There are dramatically different perspectives towards women and the Convert. In the eyes of men from the Ruby town, they think woman as totally attached to men and they should not consider many things, just as what Toni Morrison wrote as follows:
What, he wonders,could do this to women? How can their plain brains think up such things: revolting sex, deceit and the sly torture of children? (Paradise P17).

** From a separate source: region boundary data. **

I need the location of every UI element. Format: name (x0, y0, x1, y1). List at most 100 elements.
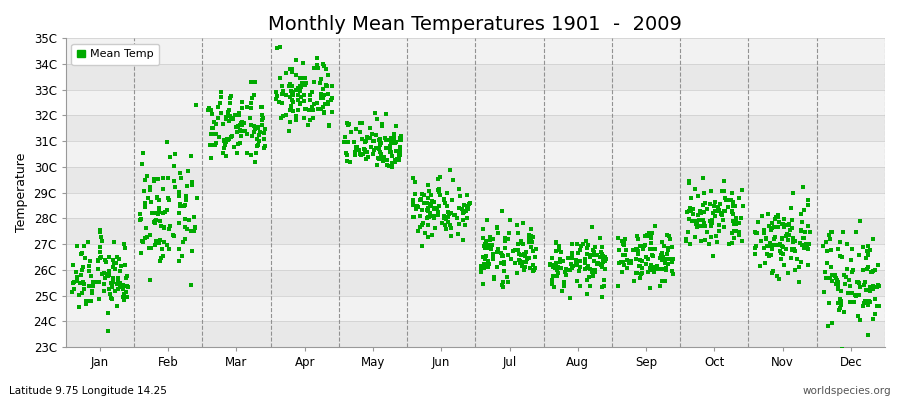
Point (340, 122, 355, 128)
Point (407, 214, 421, 220)
Point (446, 177, 460, 183)
Point (152, 257, 166, 264)
Point (831, 279, 845, 285)
Point (644, 230, 659, 236)
Point (297, 98, 311, 105)
Point (283, 94, 297, 100)
Point (313, 91, 328, 97)
Point (94, 254, 108, 261)
Point (233, 126, 248, 133)
Point (840, 241, 854, 248)
Point (475, 226, 490, 232)
Point (595, 294, 609, 300)
Point (353, 150, 367, 157)
Point (138, 177, 152, 183)
Point (161, 174, 176, 181)
Point (240, 150, 255, 156)
Point (697, 209, 711, 215)
Point (755, 212, 770, 219)
Point (108, 288, 122, 294)
Point (490, 224, 504, 230)
Point (635, 246, 650, 252)
Point (282, 82, 296, 89)
Point (161, 245, 176, 252)
Point (518, 253, 532, 260)
Point (698, 236, 712, 243)
Point (570, 278, 584, 284)
Point (771, 214, 786, 220)
Point (285, 90, 300, 96)
Point (862, 288, 877, 294)
Point (222, 106, 237, 113)
Point (233, 122, 248, 128)
Point (76, 242, 91, 249)
Point (729, 218, 743, 224)
Point (256, 115, 270, 122)
Point (860, 255, 874, 261)
Point (785, 246, 799, 252)
Point (860, 248, 875, 254)
Point (298, 75, 312, 82)
Point (231, 141, 246, 148)
Point (680, 209, 695, 216)
Point (430, 212, 445, 218)
Point (508, 247, 522, 253)
Point (138, 203, 152, 210)
Point (509, 270, 524, 276)
Point (220, 153, 234, 160)
Point (643, 246, 657, 252)
Point (322, 122, 337, 129)
Point (597, 277, 611, 284)
Point (830, 276, 844, 283)
Point (172, 170, 186, 176)
Point (711, 208, 725, 214)
Point (374, 140, 388, 146)
Point (456, 202, 471, 208)
Point (150, 209, 165, 216)
Point (696, 175, 710, 181)
Point (224, 133, 238, 140)
Point (406, 214, 420, 221)
Point (786, 225, 800, 232)
Point (832, 253, 847, 260)
Point (711, 207, 725, 213)
Point (386, 135, 400, 141)
Point (143, 186, 157, 193)
Point (152, 197, 166, 203)
Point (295, 80, 310, 87)
Point (245, 95, 259, 102)
Point (716, 208, 731, 214)
Point (573, 247, 588, 253)
Point (452, 221, 466, 227)
Point (544, 255, 559, 262)
Point (275, 88, 290, 95)
Point (442, 211, 456, 218)
Point (155, 246, 169, 252)
Point (851, 313, 866, 320)
Point (516, 241, 530, 247)
Point (182, 216, 196, 223)
Point (232, 110, 247, 116)
Point (557, 279, 572, 285)
Point (584, 251, 598, 258)
Point (776, 251, 790, 257)
Point (848, 292, 862, 298)
Point (598, 256, 613, 262)
Point (861, 250, 876, 257)
Point (483, 237, 498, 243)
Point (347, 148, 362, 155)
Point (495, 284, 509, 290)
Point (775, 235, 789, 242)
Point (490, 248, 504, 255)
Point (174, 175, 188, 182)
Point (750, 230, 764, 236)
Point (101, 310, 115, 316)
Point (256, 130, 271, 136)
Point (233, 140, 248, 146)
Point (850, 279, 865, 285)
Point (510, 240, 525, 247)
Point (244, 100, 258, 106)
Point (870, 284, 885, 290)
Point (218, 142, 232, 148)
Point (371, 155, 385, 162)
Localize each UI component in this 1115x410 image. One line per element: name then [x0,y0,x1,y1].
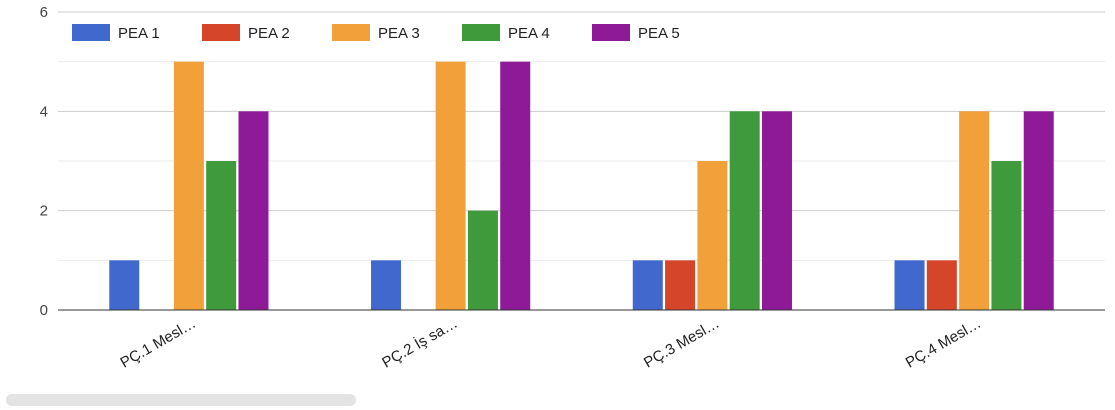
bar[interactable] [467,210,498,310]
bar[interactable] [991,161,1022,310]
x-tick-label: PÇ.3 Mesl… [641,315,722,372]
bar[interactable] [238,111,269,310]
y-tick-label: 0 [40,302,48,319]
x-tick-label: PÇ.2 İş sa… [379,314,461,372]
legend-label: PEA 2 [248,25,290,42]
bar[interactable] [729,111,760,310]
legend-label: PEA 4 [508,25,550,42]
y-tick-label: 4 [40,103,48,120]
bars [109,61,1054,310]
legend-item[interactable]: PEA 5 [592,24,680,42]
legend-item[interactable]: PEA 4 [462,24,550,42]
x-tick-label: PÇ.4 Mesl… [903,315,984,372]
bar[interactable] [371,260,402,310]
bar[interactable] [959,111,990,310]
bar[interactable] [206,161,237,310]
legend-item[interactable]: PEA 3 [332,24,420,42]
bar[interactable] [665,260,696,310]
bar[interactable] [500,61,531,310]
x-tick-label: PÇ.1 Mesl… [117,315,198,372]
legend-label: PEA 1 [118,25,160,42]
legend-item[interactable]: PEA 1 [72,24,160,42]
legend-swatch [332,24,370,41]
legend-label: PEA 5 [638,25,680,42]
bar[interactable] [632,260,663,310]
bar[interactable] [894,260,925,310]
bar[interactable] [1023,111,1054,310]
legend-swatch [592,24,630,41]
legend-item[interactable]: PEA 2 [202,24,290,42]
bar[interactable] [761,111,792,310]
x-axis-labels: PÇ.1 Mesl… PÇ.2 İş sa… PÇ.3 Mesl… PÇ.4 Mesl… [117,314,984,372]
legend-swatch [202,24,240,41]
bar[interactable] [109,260,140,310]
y-tick-label: 6 [40,4,48,21]
legend-swatch [462,24,500,41]
y-tick-label: 2 [40,203,48,220]
y-axis: 0 2 4 6 [40,4,48,319]
legend: PEA 1 PEA 2 PEA 3 PEA 4 PEA 5 [72,24,680,42]
legend-swatch [72,24,110,41]
horizontal-scrollbar[interactable] [6,394,356,406]
bar[interactable] [435,61,466,310]
bar[interactable] [697,161,728,310]
legend-label: PEA 3 [378,25,420,42]
bar[interactable] [926,260,957,310]
bar[interactable] [173,61,204,310]
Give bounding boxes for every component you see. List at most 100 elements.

Besides, they also defined women as ‘whores’ and racially impure ‘slime’ (Paradise P288). They hated these women because women in the Convent did not follow the schedules they regulated. Thus, they thought women in the Convent: ‘Slack, they think. August just around the corner and these women have not even sorted, let alone washed, the jars’ (paradise P5). In their eyes, the woman from Convent represented ominousness, and they brought lots of disasters. However, in the eyes of women who fled to the Convent, Convent was a place full of love and hope. Now the following description was the memories of one woman who came to the Convent to seek for healing:
‘They had treated her well, not embarrassed her with sympathy, had just given her sunny kindness. Looking at her bruised face and swollen eye, they sliced cucumber for her lids after making her drink a glass of wine. No one insisted on hearing what drove her there, but she could tell they would listen if she wanted them to (Paradise P308).
From the above words, it could be seen that the Convent offered the woman caring, love and a good environment where she could deal with her physical treatment. Therefore, the impressions on the Convent are totally different from the eyes of women who came to the Convent and the men in Ruby town. Besides, the men in Ruby town thought that the discipline they had built formed a proper womanhood. When they thought that women in the Convent did not follow their rules, they regarded women in the Convent as a danger:
‘They operate outside the history and outside of the dominate history. They live on a different time schedule, without a schedule, without clocks, eating and sleeping according to whim or nature rather than sanctioned customs, thus collapsing conventional temporal coherence (Paradise 75).
In conclusion, Morrison continued her theme of her topic: exploring racialism and feminism. In her famous novel Paradise which demonstrated a rich and complicated theme, Morrison continued to explore feminism by comparing the life Ruby town where men dominated and the Convent where it was a matrilineal society. Men in Ruby town regarded women as persons affiliated with them. Hence, they thought women in the Convent as unconventional, and they thought women in the Convent exerted a bad influence on Children and women in Ruby town. Hence, they attributed all the fault on the Convent and intended to kill a woman in the Convent. The novel to some extent criticized the empery of patrilineal society that exerted great harm on women, which arouse the audience’s interest to explore the theme.